Bespoke Phantom VIII is equipped with special features that include Bond-themed easter eggs.
Rolls-Royce has brought James Bond nemesis Goldfinger’s Phantom III into the modern era with a special one-off to celebrate 60 years since the iconic film hit cinemas.
Created for a UK-based client – and avid Bond fan – as part of a three-and-a-half-year project, the one-of-one and fully driveable Phantom Goldfinger gives today’s Phantom VIII a 1937 makeover with “some of the most extensively engineered and hand-crafted features ever produced”, Rolls-Royce said
Aside from the famous two-tone paint, all of the special features are found inside, from an 18-carat solid gold bar (cut in the shape of a Phantom Speedform) in the centre console to a gold golf putter fitted to the boot lid - a reference to Bond's first encounter with Auric Goldfinger at Stoke Park in the film.

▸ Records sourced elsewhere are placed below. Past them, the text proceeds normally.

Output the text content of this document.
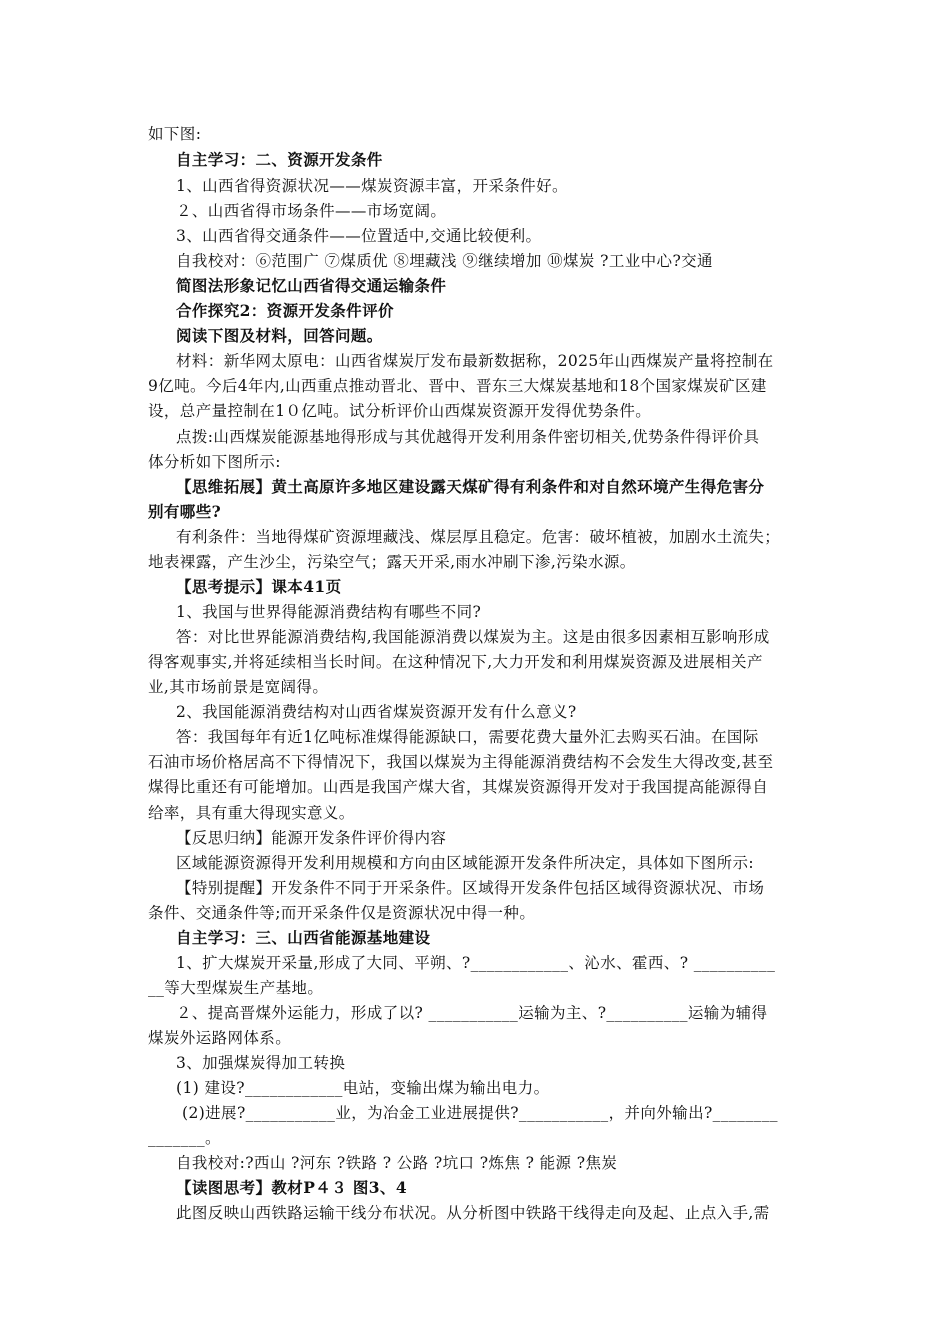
如下图:
自主学习：二、资源开发条件
1、山西省得资源状况——煤炭资源丰富，开采条件好。
２、山西省得市场条件——市场宽阔。
3、山西省得交通条件——位置适中,交通比较便利。
自我校对：⑥范围广 ⑦煤质优 ⑧埋藏浅 ⑨继续增加 ⑩煤炭 ?工业中心?交通
简图法形象记忆山西省得交通运输条件
合作探究2：资源开发条件评价
阅读下图及材料，回答问题。
材料：新华网太原电：山西省煤炭厅发布最新数据称，2025年山西煤炭产量将控制在
9亿吨。今后4年内,山西重点推动晋北、晋中、晋东三大煤炭基地和18个国家煤炭矿区建
设，总产量控制在1０亿吨。试分析评价山西煤炭资源开发得优势条件。
点拨:山西煤炭能源基地得形成与其优越得开发利用条件密切相关,优势条件得评价具
体分析如下图所示:
【思维拓展】黄土高原许多地区建设露天煤矿得有利条件和对自然环境产生得危害分
别有哪些?
有利条件：当地得煤矿资源埋藏浅、煤层厚且稳定。危害：破坏植被，加剧水土流失；
地表裸露，产生沙尘，污染空气；露天开采,雨水冲刷下渗,污染水源。
【思考提示】课本41页
1、我国与世界得能源消费结构有哪些不同?
答：对比世界能源消费结构,我国能源消费以煤炭为主。这是由很多因素相互影响形成
得客观事实,并将延续相当长时间。在这种情况下,大力开发和利用煤炭资源及进展相关产
业,其市场前景是宽阔得。
2、我国能源消费结构对山西省煤炭资源开发有什么意义?
答：我国每年有近1亿吨标准煤得能源缺口，需要花费大量外汇去购买石油。在国际
石油市场价格居高不下得情况下，我国以煤炭为主得能源消费结构不会发生大得改变,甚至
煤得比重还有可能增加。山西是我国产煤大省，其煤炭资源得开发对于我国提高能源得自
给率，具有重大得现实意义。
【反思归纳】能源开发条件评价得内容
区域能源资源得开发利用规模和方向由区域能源开发条件所决定，具体如下图所示:
【特别提醒】开发条件不同于开采条件。区域得开发条件包括区域得资源状况、市场
条件、交通条件等;而开采条件仅是资源状况中得一种。
自主学习：三、山西省能源基地建设
1、扩大煤炭开采量,形成了大同、平朔、?____________、沁水、霍西、? __________
__等大型煤炭生产基地。
２、提高晋煤外运能力，形成了以? ___________运输为主、?__________运输为辅得
煤炭外运路网体系。
3、加强煤炭得加工转换
(1) 建设?____________电站，变输出煤为输出电力。
(2)进展?___________业，为冶金工业进展提供?___________，并向外输出?________
_______。
自我校对:?西山 ?河东 ?铁路 ? 公路 ?坑口 ?炼焦 ? 能源 ?焦炭
【读图思考】教材P４３ 图3、4
此图反映山西铁路运输干线分布状况。从分析图中铁路干线得走向及起、止点入手,需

More touches can be found throughout, such as a pull-out picnic table with a map of Fort Knox engraved in 22-carat gold inlay, and the Starlight Headliner matching the constellation that would have been visible above the Furka Pass during filming in 1964.
Elsewhere, at the request of the client, the 007 logo is projected into the boot whenever the lid is open. The car also features two red, blue, green and yellow harlequin-patterned umbrellas fitted into the rear doors, in a nod to the design used by Goldfinger in the Stoke Park scene.
“It could have just been a black and yellow car that was made to look like the original - but we wanted to do more,” said Nick Rhodes, lead Rolls-Royce Bespoke designer on the project.
“We wanted to make it a sort of evolution of the original but also tell the story of the film.”
One suggestion was to “just make everything gold” but Rhodes added: “We wanted to make it more sophisticated than that.”
He said hiding the “easter eggs”, such as the map of the Furka Pass engraved onto the dashboard gallery, “really tells that story a bit more”.
“We could have just put a gold [mascot] on there,” said Rhodes, “but enhancing that and telling that story a bit more really enhances the role of the car. It's not something you notice until somebody tells you."